Top critical review
10 people found this helpful
Predictable Spin but a Good Beach Read
on January 3, 2008
This book is a decent entry into that genre of entertainment called "READ GOGGLE-EYED HOW ONE GIRL IN A MILLION GOT LUCKY!" It's decently written, wholly positive, not to say nearly hagiographic, and has nice photos. The outlines of the story of how the erstwhile Australian real estate/marketing executive met the Crown Prince of Denmark in a Sydney bar during the 2000 Olympics, and actually made it to the altar with him and is on her way to becoming Queen Consort of Denmark, IS remarkable. Unfortunately, it's the ONLY remarkable aspect of the book, because the two people involved couldn't be more ordinary. The only thing extraordinary about Prince Frederik is the circumstance of his birth, and the only thing extraordinary about Mary Donaldson is the circumstance of her marriage, as mind-bogglingly successful a grab at the matrimonial brass ring as ever was.
Unlike the late Diana, Princess of Wales, Mary Donaldson (as well as the handful of other commoners who wed European Crown Princes in the last few years) had some maturity and world experience before catching HER prince, and thus seems to have been able to make the most of her tremendous opportunity without paying for it later with misery and disappointment.
Catty as that sounds, they look like a well-matched couple and Miss Mary, who seems to have quite a bit of backbone, has gone on to adapt to a new country, new religion, new language, new public role, while giving the Danes the next generation's male heir AND the first little princess born to the Danish royal family since 1946, all within the first two years of marriage. Except for a few bumps, most notably some difficulty mastering Danish (she has continued to improve here, and it IS a notoriously difficult language to learn as an adult), she has adapted well and is increasingly popular among the Danes - in 2009 the royal tabloid Billed-Bladet took a poll in which Mary emerged as the most popular member of the Danish royal family.

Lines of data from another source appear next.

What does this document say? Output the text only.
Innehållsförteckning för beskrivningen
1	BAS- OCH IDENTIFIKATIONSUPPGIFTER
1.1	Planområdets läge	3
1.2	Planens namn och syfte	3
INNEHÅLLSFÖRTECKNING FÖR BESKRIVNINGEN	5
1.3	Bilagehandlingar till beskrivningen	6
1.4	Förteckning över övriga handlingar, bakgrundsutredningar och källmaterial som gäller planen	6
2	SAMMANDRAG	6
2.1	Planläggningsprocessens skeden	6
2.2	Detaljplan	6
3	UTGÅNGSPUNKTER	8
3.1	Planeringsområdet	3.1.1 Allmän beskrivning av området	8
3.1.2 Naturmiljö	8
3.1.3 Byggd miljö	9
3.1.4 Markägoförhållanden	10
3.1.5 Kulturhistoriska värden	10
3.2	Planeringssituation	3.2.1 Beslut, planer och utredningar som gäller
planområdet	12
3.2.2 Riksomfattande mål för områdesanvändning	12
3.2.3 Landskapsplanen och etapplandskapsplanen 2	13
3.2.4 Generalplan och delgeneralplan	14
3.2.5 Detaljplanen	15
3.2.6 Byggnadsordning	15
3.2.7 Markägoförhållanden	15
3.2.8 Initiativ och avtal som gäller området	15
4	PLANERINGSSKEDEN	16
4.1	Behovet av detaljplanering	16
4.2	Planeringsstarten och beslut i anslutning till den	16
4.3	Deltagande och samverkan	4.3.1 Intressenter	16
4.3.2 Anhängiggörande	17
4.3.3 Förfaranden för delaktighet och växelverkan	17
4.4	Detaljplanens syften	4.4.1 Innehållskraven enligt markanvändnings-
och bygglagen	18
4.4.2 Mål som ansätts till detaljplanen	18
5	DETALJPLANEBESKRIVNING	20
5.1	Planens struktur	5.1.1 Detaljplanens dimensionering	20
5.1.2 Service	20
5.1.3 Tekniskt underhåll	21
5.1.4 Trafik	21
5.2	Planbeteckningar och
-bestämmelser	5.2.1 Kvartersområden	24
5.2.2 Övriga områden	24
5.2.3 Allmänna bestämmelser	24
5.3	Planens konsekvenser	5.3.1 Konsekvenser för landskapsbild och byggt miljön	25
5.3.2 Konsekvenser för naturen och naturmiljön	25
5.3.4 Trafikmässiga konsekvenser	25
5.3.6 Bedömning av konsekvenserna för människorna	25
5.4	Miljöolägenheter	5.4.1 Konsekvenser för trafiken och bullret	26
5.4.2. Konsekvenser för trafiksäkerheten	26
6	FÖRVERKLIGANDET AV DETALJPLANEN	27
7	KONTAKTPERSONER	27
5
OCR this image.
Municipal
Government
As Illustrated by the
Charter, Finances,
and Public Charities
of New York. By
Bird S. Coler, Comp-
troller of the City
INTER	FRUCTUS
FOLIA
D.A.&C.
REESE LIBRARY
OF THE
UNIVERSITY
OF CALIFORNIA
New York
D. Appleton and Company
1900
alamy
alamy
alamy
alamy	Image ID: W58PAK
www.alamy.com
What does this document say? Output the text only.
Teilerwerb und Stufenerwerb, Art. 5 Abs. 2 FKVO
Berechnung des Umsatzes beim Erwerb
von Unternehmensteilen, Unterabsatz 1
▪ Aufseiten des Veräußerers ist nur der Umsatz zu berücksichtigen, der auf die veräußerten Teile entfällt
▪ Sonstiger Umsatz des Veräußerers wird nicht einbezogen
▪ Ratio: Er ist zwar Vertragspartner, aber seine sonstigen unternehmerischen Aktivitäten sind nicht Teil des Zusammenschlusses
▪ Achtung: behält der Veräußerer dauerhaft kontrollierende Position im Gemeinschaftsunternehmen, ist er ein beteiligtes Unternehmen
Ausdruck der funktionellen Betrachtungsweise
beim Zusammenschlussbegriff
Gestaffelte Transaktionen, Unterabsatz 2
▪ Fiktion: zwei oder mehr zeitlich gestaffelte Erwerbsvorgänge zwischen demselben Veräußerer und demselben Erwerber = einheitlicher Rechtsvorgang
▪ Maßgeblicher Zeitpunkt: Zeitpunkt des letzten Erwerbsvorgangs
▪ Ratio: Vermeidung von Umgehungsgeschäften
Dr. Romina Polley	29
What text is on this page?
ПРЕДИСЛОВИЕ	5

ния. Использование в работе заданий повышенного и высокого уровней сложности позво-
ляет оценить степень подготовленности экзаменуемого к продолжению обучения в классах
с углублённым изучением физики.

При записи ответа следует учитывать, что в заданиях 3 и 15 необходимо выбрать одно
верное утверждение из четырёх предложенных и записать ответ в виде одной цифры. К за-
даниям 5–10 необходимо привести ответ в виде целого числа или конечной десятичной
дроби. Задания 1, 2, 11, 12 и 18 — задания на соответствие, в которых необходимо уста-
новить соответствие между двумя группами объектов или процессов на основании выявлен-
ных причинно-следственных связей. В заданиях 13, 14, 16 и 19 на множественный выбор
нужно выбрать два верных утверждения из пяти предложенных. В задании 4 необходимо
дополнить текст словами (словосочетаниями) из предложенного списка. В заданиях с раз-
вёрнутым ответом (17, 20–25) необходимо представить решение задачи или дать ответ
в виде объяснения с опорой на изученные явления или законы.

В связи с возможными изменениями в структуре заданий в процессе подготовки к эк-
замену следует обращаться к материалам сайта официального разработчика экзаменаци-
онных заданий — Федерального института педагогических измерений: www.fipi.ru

The book gives lots of detail about how the couple kept the relationship going while separated by continents between summer 2000 and October 2003, when Frederik's mother, Queen Margrethe, finally gave her consent to the marriage. If you enjoy those sorts of details, and those describing Mary's adjustment leading up to the couple's sumptuous and, I must admit, quite gorgeous wedding in May 2004 (it is frankly the loveliest royal wedding I've ever seen, and three different DVDs exist on which you can see it), you'll enjoy this.
This book is now greatly outdated. Frederik and Mary are approaching their tenth wedding anniversary, are now also the parents of four adorable children (two of whom are twins, a boy and a girl, born in January 2011), have myriad foreign tours under their belts, while Mary's hairdos and wardrobe have undergone noticeable shifts. The usual rumors about cracks in their marriage occasionally pop up, particularly in certain circles, but true or not, Mary continues to carry herself with a certain admirable dignity. I'm sure other books will follow to catch everyone up on the doings of one of Europe's Golden Royal Couples. Or, you can try getting the hang of tabloid Danish and tracking the couple's lives through Billed-Bladet, Seg og Her, and Her og Nu online. If you don't mind this book being so far out of date, tuck it into your purse as you ride the bus, or into your tote as you head for the beach - that's about its level of insight.